Introduction Despite advances in Hodgkin lymphoma (HL) treatment, effective strategies for relapsed/refractory (R/R) HL, especially after PD-1 blockade failure, remain a critical need. Monocyte-driven inflammation and dysfunctional CD4⁺ T cells have been implicated in resistance to PD-1 inhibitors (Paczkowska et al., Nat Commun, 2024). Based on this, we hypothesized that HDAC inhibitors (HDACi) may restore PD-1 sensitivity by enhancing antigen presentation and promoting a tumor microenvironment conducive to anti-tumor immunity. In the present study, we leveraged single-cell combined indexing of transcriptome and epitopes (CITE)-sequencing and high-resolution spatial transcriptomics to characterize the circulating and microenvironmental features associated with response to combined HDACi and PD-1 blockade in R/R HL.

Methods Our group recently completed a phase II trial evaluating entinostat plus pembrolizumab in R/R HL (Stuver et al., ASH 2024). To investigate mechanisms of response and resistance, we analyzed 20 longitudinally collected peripheral blood samples from 9 patients and 6 paired (pre- and on-treatment) tumor biopsies using single-cell RNA, TCR, and surface epitope profiling (Single Cell Immune Profiling, 10x Genomics) and spatial transcriptomics (Visium HD, 10x Genomics). Cell types in spatial data were annotated using an optimal transport-based approach leveraging a published HL reference atlas (Stewart et al., Blood, 2023). Cell-cell communication analysis was conducted to identify ligand-receptor interactions influencing treatment sensitivity and resistance.

Results 39 patients were enrolled, including 22 (56%) who had previously failed anti-PD1 therapy. Among 38 evaluable patients, complete and objective response rates were 47% and 63%, respectively. Peripheral blood analysis was performed on 9 patients (median age, 36 [21–77]) with samples collected at Cycle 1 Day 1, Cycle 2 Day 1, and, if applicable, at progression. Of these, 5 (55%) achieved complete remission, 1 (11%) partial remission, and 3 (34%) experienced progression.

After filtering, 68,988 cells were analyzed: 37,710 monocytes and 21,013 T cells. We identified 11 T cell subsets, including CD8⁺ and CD4⁺ T cells exhibiting a stress-associated transcriptional program (RUNX1, TOX, tyrosine phosphatases). Myeloid profiling revealed enrichment of inflammatory classical monocytes (IL-1β, NLRP3, NF-κB targets) in patients who had failed PD-1 monotherapy (p < 0.0001 for IL1B in monocytes).

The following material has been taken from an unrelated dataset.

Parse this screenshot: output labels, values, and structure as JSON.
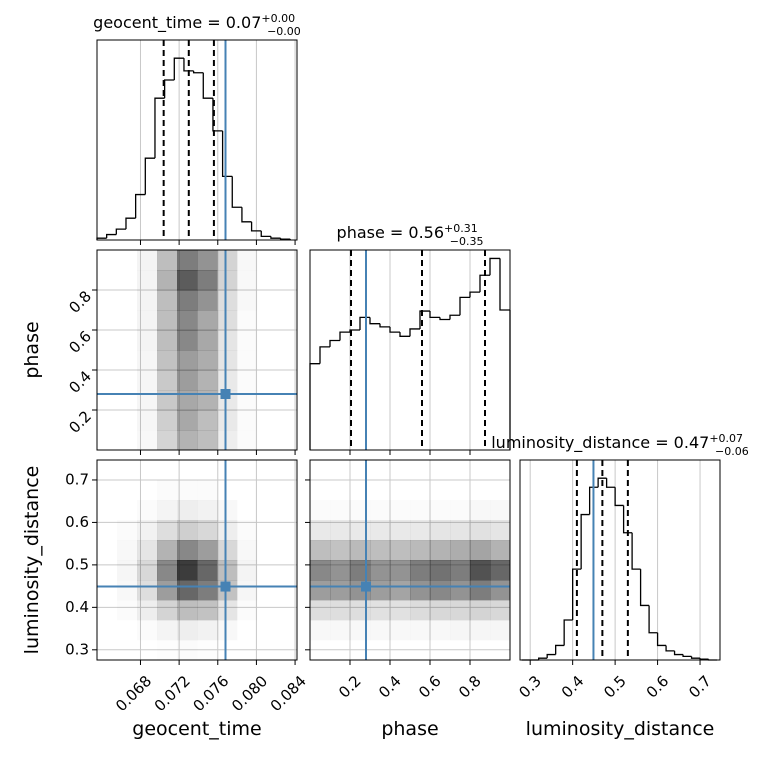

Longitudinal profiling showed that entinostat plus pembrolizumab upregulated antigen presentation genes (B2M, HLA-DRA, HLA-A, HLA-B, CIITA, CD74) in both responders and non-responders. Resistance was associated with persistent inflammatory monocytes, reduced clonal expansion of effector CD8⁺ T cells (6.97% vs. 24% in responders), and a skewed CD4⁺ T cell compartment marked by elevated frequencies of stressed and Treg CD4⁺ cells (LFC > 5, p < 0.05). These findings suggest that inflammatory monocytes may suppress anti-tumor immunity by impairing antigen-dependent CD8⁺ T cell priming and expansion.

Spatial profiling confirmed that treatment resistance was associated with tumor infiltration by IL1B⁺ monocytes, T follicular helper (Tfh) and Treg cells, highlighting immunosuppressive monocyte-CD4+ T cell niches as key drivers of resistance. Furthermore, we identified the CCL17–CCR4 axis as a central mediator of immune evasion and resistance to PD1 blockade in HL. Specifically, sustained CCL17 expression by local networks of HRS cells and inflammatory monocytes was found to recruit Tfh and Treg cells, thereby preventing CD8⁺ T cell surveillance. Co-expression of STAT6 and CCL17 was observed in all pre-treatment samples but persisted only in non-responder patients on-treatment. These findings suggest that HDAC inhibition may overcome resistance by suppressing STAT6 activity in HRS cells, reducing CCL17 expression, disrupting the monocyte-HRS feedback loop, and restoring effective CD8⁺ T cell-mediated tumor immunity.

Conclusion:

Our integrative single-cell and spatial analysis reveals that adaptive immune networks and localized immunosuppressive niches critically shape the response to checkpoint blockade in Hodgkin lymphoma. From these findings, the spatial organization of the tumor microenvironment emerges as a critical determinant of therapeutic sensitivity and a promising target for intervention.